Showing posts with label types of bonds. Show all posts
Showing posts with label types of bonds. Show all posts

Saturday, May 9, 2009

Practice Question, Bonds

Which of the following corporate debt instruments issued by the same corporation would tend to offer the highest yield?
A. 10-year convertible bond
B. 10-year non-convertible bond
C. 15-year subordinated debenture
D. 15-year collateral trust certificate

EXPLANATION: bonds with longer terms pay higher interest rates to investors, just as you would expect to pay a higher rate on a 30-year vs. a 15-year mortgage. So, you can eliminate choice A and B. Now that you're left with two 15-year bonds, ask yourself which one is more secure? Choice D has collateral behind it (a portfolio of securities). So, eliminate D, and you're left with C. Subordinated debenture holders are the lowest creditors in the pecking order.
ANSWER: C

Saturday, January 17, 2009

Types of corporate bonds

This is the type of question I would expect to see on the Series 6, 7, and 65 exams. Notice how it makes you think as opposed to asking you to recall memorization points.

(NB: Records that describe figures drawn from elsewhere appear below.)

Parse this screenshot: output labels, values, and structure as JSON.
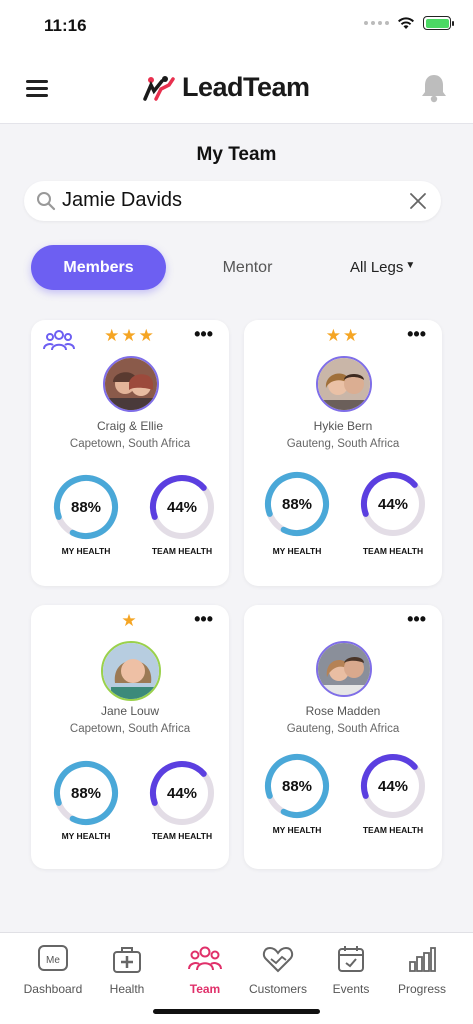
{
  "status_bar": {
    "time": "11:16"
  },
  "header": {
    "app_name": "LeadTeam"
  },
  "page": {
    "title": "My Team"
  },
  "search": {
    "value": "Jamie Davids"
  },
  "filters": {
    "members": "Members",
    "mentor": "Mentor",
    "legs": "All Legs"
  },
  "cards": [
    {
      "name": "Craig & Ellie",
      "location": "Capetown, South Africa",
      "stars": "★★★",
      "my_health": "88%",
      "team_health": "44%",
      "my_health_pct": 88,
      "team_health_pct": 44,
      "my_health_label": "MY HEALTH",
      "team_health_label": "TEAM HEALTH"
    },
    {
      "name": "Hykie Bern",
      "location": "Gauteng, South Africa",
      "stars": "★★",
      "my_health": "88%",
      "team_health": "44%",
      "my_health_pct": 88,
      "team_health_pct": 44,
      "my_health_label": "MY HEALTH",
      "team_health_label": "TEAM HEALTH"
    },
    {
      "name": "Jane Louw",
      "location": "Capetown, South Africa",
      "stars": "★",
      "my_health": "88%",
      "team_health": "44%",
      "my_health_pct": 88,
      "team_health_pct": 44,
      "my_health_label": "MY HEALTH",
      "team_health_label": "TEAM HEALTH"
    },
    {
      "name": "Rose Madden",
      "location": "Gauteng, South Africa",
      "stars": "",
      "my_health": "88%",
      "team_health": "44%",
      "my_health_pct": 88,
      "team_health_pct": 44,
      "my_health_label": "MY HEALTH",
      "team_health_label": "TEAM HEALTH"
    }
  ],
  "colors": {
    "accent": "#6d5ff2",
    "my_health_ring": "#4aa8d8",
    "team_health_ring": "#5b3fe0",
    "ring_track": "#e3dde6",
    "star": "#f5a524",
    "active_nav": "#e0306a"
  },
  "bottom_nav": [
    {
      "label": "Dashboard",
      "icon": "me-icon"
    },
    {
      "label": "Health",
      "icon": "health-kit-icon"
    },
    {
      "label": "Team",
      "icon": "team-icon"
    },
    {
      "label": "Customers",
      "icon": "handshake-heart-icon"
    },
    {
      "label": "Events",
      "icon": "calendar-icon"
    },
    {
      "label": "Progress",
      "icon": "bar-chart-icon"
    }
  ]
}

The XTZ Corporation will issue three series of bonds. Each offer is of the same size and term to maturity. XTZ will issue secured bonds, a series of debentures, and a series of subordinated debentures. Therefore,
A. The subordinated debentures would offer the lowest yield to investors
B. The secured bonds would offer the lowest yield to investors
C. XTZ is reducing the leverage component of its capital structure
D. The debentures would offer the lowest yield to investors

EXPLANATION: when bond investors take on more risk, they demand a higher yield. The secured bonds, backed by collateral, are the safest in terms of default risk, so they would offer the lowest yield here. Subordinated debentures put the investors at the bottom of the pecking order in bankruptcy and, therefore, have to offer a higher yield. Whenever a company issues bonds, they are using and, therefore, increasing leverage. The other way to capitalize is to sell ownership positions called "equity securities," which include common and preferred stock. Notice how analytical one needs to be to get the difficult exam questions right.